I had my last cigarette on March 12, 2010, standing in front of my office on Broadway and White Street. I am 26 years old and have smoked on and off (mostly on) for seven and a half years. By my calculations, I’ve had upwards of 20,000 cigarettes. Strangest thing is, I’ve enjoyed most of them. I really liked smoking.

Many of those cigarettes were smoked outside of Tisch at NYU where I made most of my college friends. I’ve smoked cigarettes in half a dozen countries and numerous cities. I remember smoking a cigarette with my dad (the only one ever) after my grandfather’s funeral. When I was working as an assistant director on various sets, I smoked over a pack a day. But I’ve also cut back and at times stopped buying them, bumming them from friends. I’ve smoked cigarettes with Uma Thurman and Meryl Streep. I’ve smoked so many cigarettes that it’s been ingrained in my personality. Though recently, I’ve been thinking about quitting.

“How much would it cost to get you to quit?” Henry asked me as I was about to go outside to smoke.

“I don’t know,” I said, and sat down next to him.

I wasn’t quite ready, I said, but soon.

“You never feel ready, it’s never a good time,” Henry said.

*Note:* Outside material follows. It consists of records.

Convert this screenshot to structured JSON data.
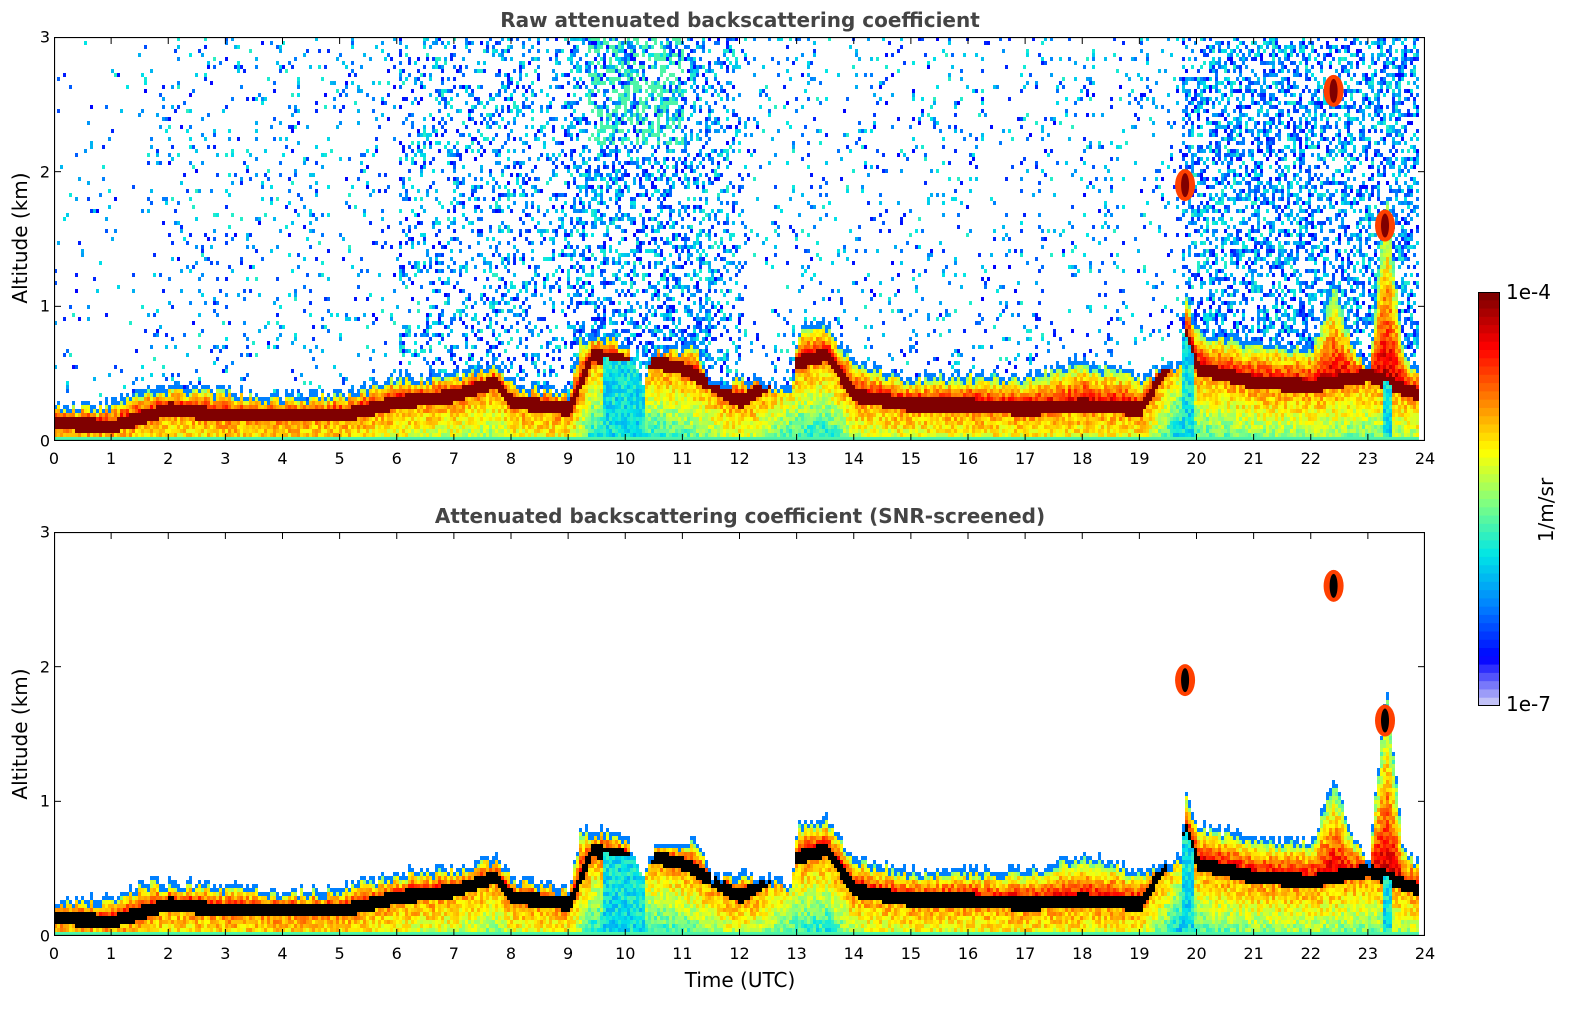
{
  "chart_data": [
    {
      "type": "heatmap",
      "title": "Raw attenuated backscattering coefficient",
      "xlabel": "",
      "ylabel": "Altitude (km)",
      "xlim": [
        0,
        24
      ],
      "ylim": [
        0,
        3
      ],
      "xticks": [
        "0",
        "1",
        "2",
        "3",
        "4",
        "5",
        "6",
        "7",
        "8",
        "9",
        "10",
        "11",
        "12",
        "13",
        "14",
        "15",
        "16",
        "17",
        "18",
        "19",
        "20",
        "21",
        "22",
        "23",
        "24"
      ],
      "yticks": [
        "0",
        "1",
        "2",
        "3"
      ],
      "screened": false,
      "boundary_layer_top_km": [
        [
          0,
          0.28
        ],
        [
          1,
          0.3
        ],
        [
          1.6,
          0.42
        ],
        [
          2,
          0.42
        ],
        [
          3,
          0.4
        ],
        [
          4,
          0.35
        ],
        [
          5,
          0.38
        ],
        [
          5.6,
          0.45
        ],
        [
          6,
          0.5
        ],
        [
          7,
          0.52
        ],
        [
          7.7,
          0.62
        ],
        [
          8,
          0.45
        ],
        [
          9,
          0.38
        ],
        [
          9.2,
          0.8
        ],
        [
          9.7,
          0.8
        ],
        [
          10,
          0.75
        ],
        [
          10.3,
          0.45
        ],
        [
          10.5,
          0.72
        ],
        [
          10.9,
          0.7
        ],
        [
          11.2,
          0.75
        ],
        [
          11.5,
          0.45
        ],
        [
          12,
          0.5
        ],
        [
          12.9,
          0.4
        ],
        [
          13,
          0.85
        ],
        [
          13.5,
          0.9
        ],
        [
          14,
          0.6
        ],
        [
          15,
          0.5
        ],
        [
          16,
          0.52
        ],
        [
          17,
          0.5
        ],
        [
          18,
          0.62
        ],
        [
          19,
          0.5
        ],
        [
          19.7,
          0.6
        ],
        [
          19.8,
          1.1
        ],
        [
          20,
          0.85
        ],
        [
          21,
          0.75
        ],
        [
          22,
          0.72
        ],
        [
          22.4,
          1.2
        ],
        [
          22.7,
          0.75
        ],
        [
          23,
          0.6
        ],
        [
          23.3,
          1.9
        ],
        [
          23.6,
          0.65
        ],
        [
          23.9,
          0.55
        ]
      ],
      "black_core_km": [
        [
          0,
          0.15
        ],
        [
          1,
          0.12
        ],
        [
          2,
          0.25
        ],
        [
          3,
          0.2
        ],
        [
          4,
          0.2
        ],
        [
          5,
          0.2
        ],
        [
          6,
          0.3
        ],
        [
          7,
          0.35
        ],
        [
          7.7,
          0.45
        ],
        [
          8,
          0.3
        ],
        [
          9,
          0.25
        ],
        [
          9.4,
          0.65
        ],
        [
          10,
          0.6
        ],
        [
          10.5,
          0.6
        ],
        [
          11,
          0.55
        ],
        [
          12,
          0.3
        ],
        [
          13,
          0.6
        ],
        [
          13.5,
          0.65
        ],
        [
          14,
          0.35
        ],
        [
          15,
          0.28
        ],
        [
          16,
          0.28
        ],
        [
          17,
          0.25
        ],
        [
          18,
          0.28
        ],
        [
          19,
          0.25
        ],
        [
          19.8,
          0.8
        ],
        [
          20,
          0.55
        ],
        [
          21,
          0.45
        ],
        [
          22,
          0.42
        ],
        [
          23,
          0.5
        ],
        [
          23.9,
          0.35
        ]
      ],
      "clouds": [
        {
          "time": 22.4,
          "alt_km": 2.6
        },
        {
          "time": 23.3,
          "alt_km": 1.6
        },
        {
          "time": 19.8,
          "alt_km": 1.9
        }
      ]
    },
    {
      "type": "heatmap",
      "title": "Attenuated backscattering coefficient (SNR-screened)",
      "xlabel": "Time (UTC)",
      "ylabel": "Altitude (km)",
      "xlim": [
        0,
        24
      ],
      "ylim": [
        0,
        3
      ],
      "xticks": [
        "0",
        "1",
        "2",
        "3",
        "4",
        "5",
        "6",
        "7",
        "8",
        "9",
        "10",
        "11",
        "12",
        "13",
        "14",
        "15",
        "16",
        "17",
        "18",
        "19",
        "20",
        "21",
        "22",
        "23",
        "24"
      ],
      "yticks": [
        "0",
        "1",
        "2",
        "3"
      ],
      "screened": true,
      "clouds": [
        {
          "time": 22.4,
          "alt_km": 2.6
        },
        {
          "time": 23.3,
          "alt_km": 1.6
        },
        {
          "time": 19.8,
          "alt_km": 1.9
        }
      ]
    }
  ],
  "colorbar": {
    "label": "1/m/sr",
    "max_label": "1e-4",
    "min_label": "1e-7",
    "scale": "log",
    "range": [
      1e-07,
      0.0001
    ],
    "colormap": [
      "#e6e6f5",
      "#0000ff",
      "#0080ff",
      "#00e6e6",
      "#80ff80",
      "#ffff00",
      "#ff8000",
      "#ff0000",
      "#800000"
    ]
  }
}
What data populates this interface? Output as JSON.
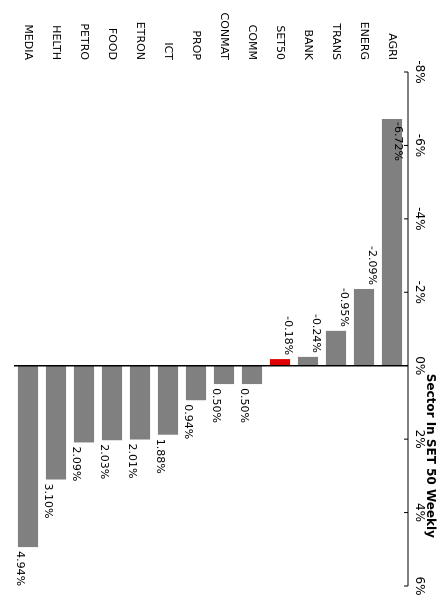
{
  "chart_data": {
    "type": "bar",
    "title": "Sector In SET 50 Weekly",
    "orientation": "horizontal",
    "categories": [
      "AGRI",
      "ENERG",
      "TRANS",
      "BANK",
      "SET50",
      "COMM",
      "CONMAT",
      "PROP",
      "ICT",
      "ETRON",
      "FOOD",
      "PETRO",
      "HELTH",
      "MEDIA"
    ],
    "values": [
      -6.72,
      -2.09,
      -0.95,
      -0.24,
      -0.18,
      0.5,
      0.5,
      0.94,
      1.88,
      2.01,
      2.03,
      2.09,
      3.1,
      4.94
    ],
    "value_labels": [
      "-6.72%",
      "-2.09%",
      "-0.95%",
      "-0.24%",
      "-0.18%",
      "0.50%",
      "0.50%",
      "0.94%",
      "1.88%",
      "2.01%",
      "2.03%",
      "2.09%",
      "3.10%",
      "4.94%"
    ],
    "ticks": [
      -8,
      -6,
      -4,
      -2,
      0,
      2,
      4,
      6
    ],
    "tick_labels": [
      "-8%",
      "-6%",
      "-4%",
      "-2%",
      "0%",
      "2%",
      "4%",
      "6%"
    ],
    "xlim": [
      -8,
      6
    ],
    "grid": false,
    "legend": "none",
    "colors": {
      "bar": "#808080",
      "highlight": "#e00000",
      "highlight_category": "SET50"
    }
  }
}
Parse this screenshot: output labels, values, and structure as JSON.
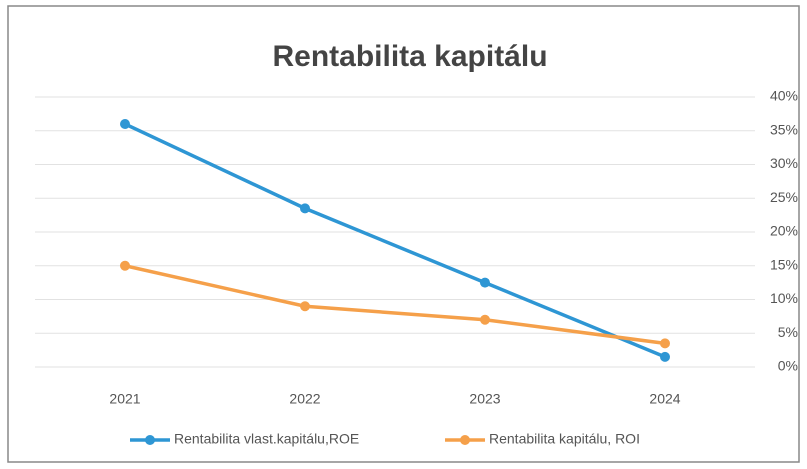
{
  "chart_data": {
    "type": "line",
    "title": "Rentabilita kapitálu",
    "categories": [
      "2021",
      "2022",
      "2023",
      "2024"
    ],
    "series": [
      {
        "name": "Rentabilita vlast.kapitálu,ROE",
        "color": "#2e96d4",
        "values": [
          36,
          23.5,
          12.5,
          1.5
        ]
      },
      {
        "name": "Rentabilita kapitálu, ROI",
        "color": "#f5a04a",
        "values": [
          15,
          9,
          7,
          3.5
        ]
      }
    ],
    "ylim": [
      0,
      40
    ],
    "yticks": [
      {
        "value": 0,
        "label": "0%"
      },
      {
        "value": 5,
        "label": "5%"
      },
      {
        "value": 10,
        "label": "10%"
      },
      {
        "value": 15,
        "label": "15%"
      },
      {
        "value": 20,
        "label": "20%"
      },
      {
        "value": 25,
        "label": "25%"
      },
      {
        "value": 30,
        "label": "30%"
      },
      {
        "value": 35,
        "label": "35%"
      },
      {
        "value": 40,
        "label": "40%"
      }
    ],
    "grid": true,
    "legend": "bottom"
  }
}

Fifteen minutes later, the rules of an elaborate bet were in place. We would bet $2,000 on whether or not I could quit for two years. He would give me $1,000 cash, upfront, right then. If I didn’t smoke for two years he would give me the other $1,000. Pretty good deal. However, if I didn’t make it, I owed him the first $1,000 back, as well as the $2,000 from the bet. A producer we are working with added another $1,000 in two years if I could do it and my dad added another $2,000. Now, there is $5,000 riding on me quitting and my next cigarette will cost me $3,000 and a fair amount of embarrassment.

The money helps. But much more interesting is the fight going on between two sides of my brain: I really want to smoke, at times it’s overwhelming. But I’m not going to.

I’m done and my willpower is stronger than ever.

I chewed my first toothpick somewhere around mid-September 1996, I had just turned 13—I haven’t thought too much about them since.

I’m now up to two packs a day. I just might be addicted.